Ditch the Blame Game
If your blog’s numbers have cratered, don’t just sit there and blame its failing numbers on irrelevant factors. It’s not your domain name or that you’re using WordPress instead of BlogSpot. These blame games won’t re-energize your blog. They just take mental energy away from the real problem, which is the writing. If you concentrate on giving people useful information and add some personality, namely yours, your blog numbers should rise. Why? Because people not only need information, but they can be drawn in (or put off) by your writing style and how you say things.
Enjoy, Enjoy
When pumping new life into a tired blog, it’s important to be consistent. Be committed to your topic and your audience. Lead them to a greater understanding of your topic and have them imagine how that understanding can directly impact their lives. This can only happen if you truly enjoy what you’re writing about. Followers or website traffic are important, but those specs shouldn’t drive your writing. “Canned writing” just to fill a week’s quota will show, and people will respond negatively. Don’t copy other blogs in what they talk about or how they approach a topic and “plug it in” your blog. Doing that denies your audience the very reason they would want to read your blog—its attitude and personality. You can’t connect with an audience if all you’re concerned about is followers, web traffic and making money.
Re-Discover Your Niche
For some this is an organic process, one that comes out of failure. So view your failing blog as a life lesson in falling and getting back up.
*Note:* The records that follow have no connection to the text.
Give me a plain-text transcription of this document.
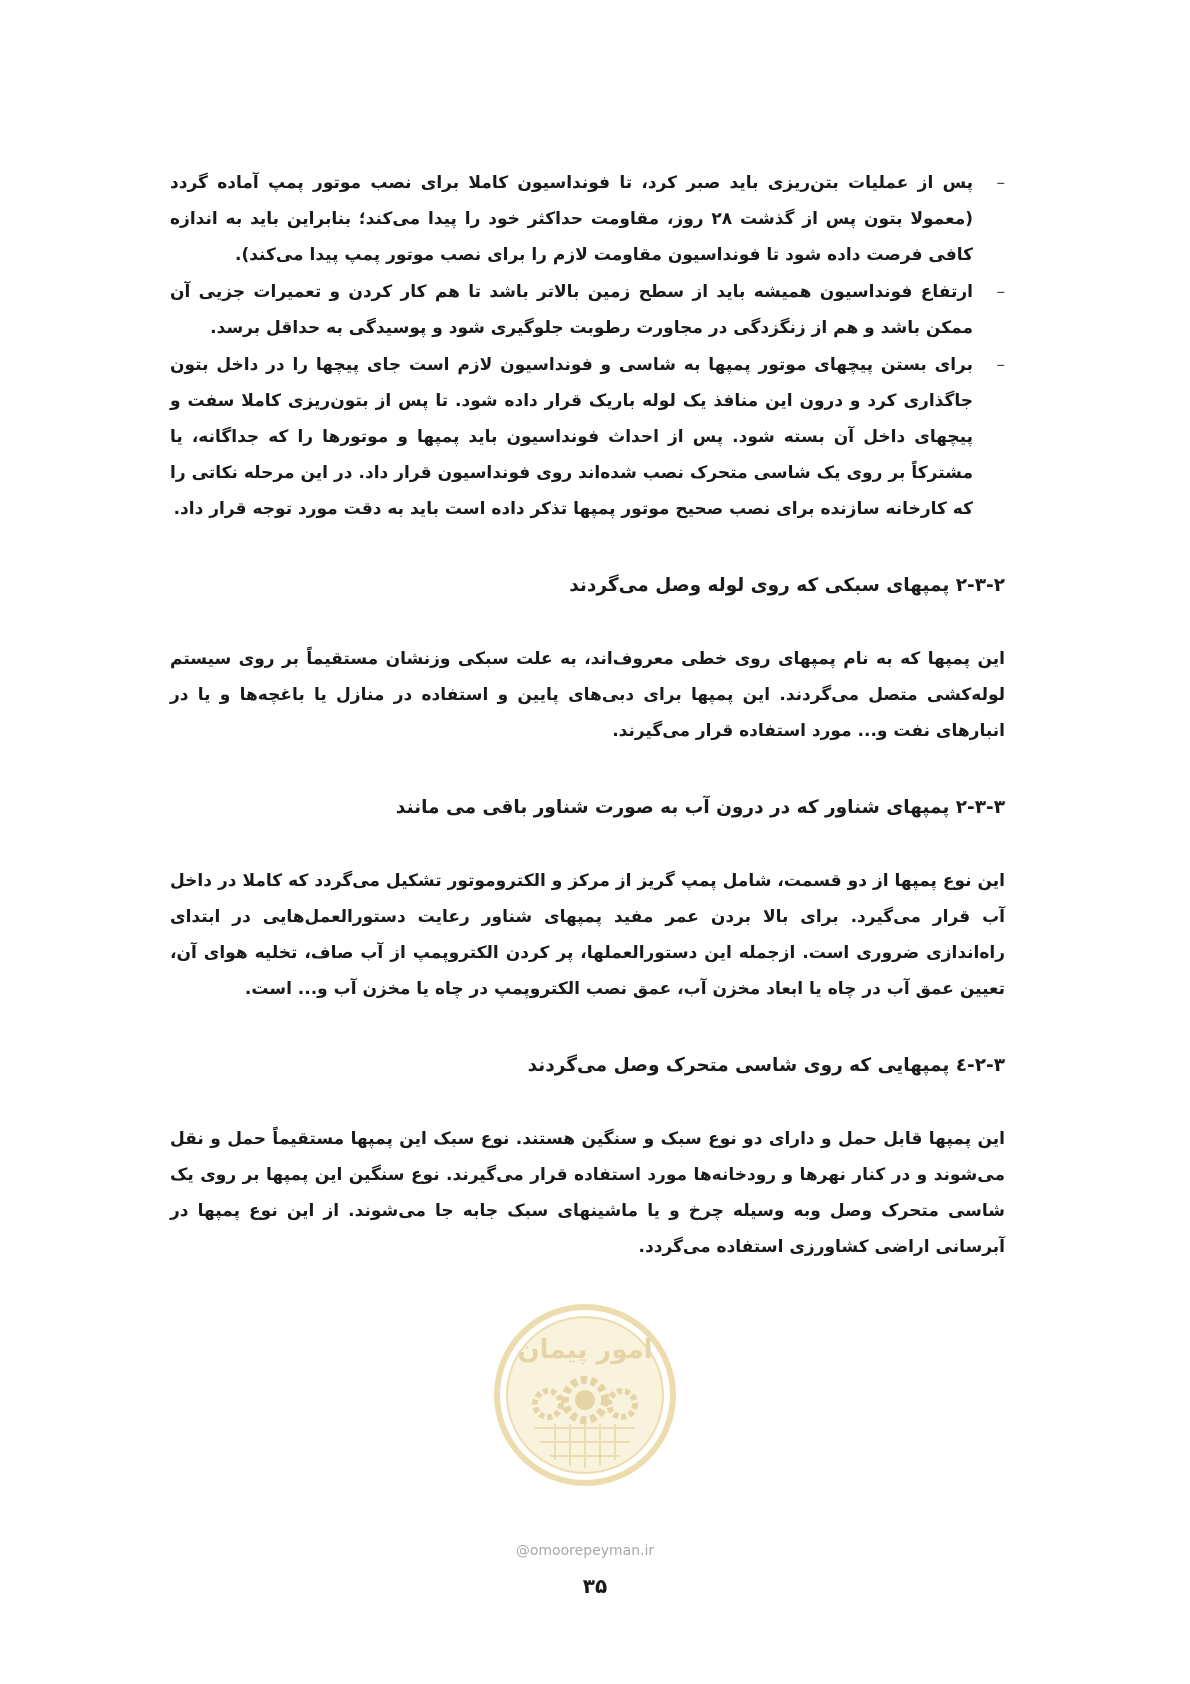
–
پس از عملیات بتن‌ریزی باید صبر کرد، تا فونداسیون کاملا برای نصب موتور پمپ آماده گردد (معمولا بتون پس از گذشت ۲۸ روز، مقاومت حداکثر خود را پیدا می‌کند؛ بنابراین باید به اندازه کافی فرصت داده شود تا فونداسیون مقاومت لازم را برای نصب موتور پمپ پیدا می‌کند).
–
ارتفاع فونداسیون همیشه باید از سطح زمین بالاتر باشد تا هم کار کردن و تعمیرات جزیی آن ممکن باشد و هم از زنگزدگی در مجاورت رطوبت جلوگیری شود و پوسیدگی به حداقل برسد.
–
برای بستن پیچهای موتور پمپها به شاسی و فونداسیون لازم است جای پیچها را در داخل بتون جاگذاری کرد و درون این منافذ یک لوله باریک قرار داده شود. تا پس از بتون‌ریزی کاملا سفت و پیچهای داخل آن بسته شود. پس از احداث فونداسیون باید پمپها و موتورها را که جداگانه، یا مشترکاً بر روی یک شاسی متحرک نصب شده‌اند روی فونداسیون قرار داد. در این مرحله نکاتی را که کارخانه سازنده برای نصب صحیح موتور پمپها تذکر داده است باید به دقت مورد توجه قرار داد.
۲-۳-۲ پمپهای سبکی که روی لوله وصل می‌گردند

این پمپها که به نام پمپهای روی خطی معروف‌اند، به علت سبکی وزنشان مستقیماً بر روی سیستم لوله‌کشی متصل می‌گردند. این پمپها برای دبی‌های پایین و استفاده در منازل یا باغچه‌ها و یا در انبارهای نفت و... مورد استفاده قرار می‌گیرند.

۲-۳-۳ پمپهای شناور که در درون آب به صورت شناور باقی می مانند

این نوع پمپها از دو قسمت، شامل پمپ گریز از مرکز و الکتروموتور تشکیل می‌گردد که کاملا در داخل آب قرار می‌گیرد. برای بالا بردن عمر مفید پمپهای شناور رعایت دستورالعمل‌هایی در ابتدای راه‌اندازی ضروری است. ازجمله این دستورالعملها، پر کردن الکتروپمپ از آب صاف، تخلیه هوای آن، تعیین عمق آب در چاه یا ابعاد مخزن آب، عمق نصب الکتروپمپ در چاه یا مخزن آب و... است.

۲-۳-٤ پمپهایی که روی شاسی متحرک وصل می‌گردند

این پمپها قابل حمل و دارای دو نوع سبک و سنگین هستند. نوع سبک این پمپها مستقیماً حمل و نقل می‌شوند و در کنار نهرها و رودخانه‌ها مورد استفاده قرار می‌گیرند. نوع سنگین این پمپها بر روی یک شاسی متحرک وصل وبه وسیله چرخ و یا ماشینهای سبک جابه جا می‌شوند. از این نوع پمپها در آبرسانی اراضی کشاورزی استفاده می‌گردد.

امور پیمان
@omoorepeyman.ir
۳۵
After rising to CEO of Coca-Cola Co., James Quincey directed his managers to break through their fear of failure, saying, “If we’re not making mistakes, we’re not trying hard enough.” Netflix CEO Reed Hastings told a technology conference, “We have to take more risk…to try more crazy things…we should have a higher cancel rate overall.”
Then there’s Amazon’s CEO Jeff Bezos, arguing that his company’s growth and innovation is built on its failures. “A few big successes compensate for dozens of things that didn’t work,” said Bezos.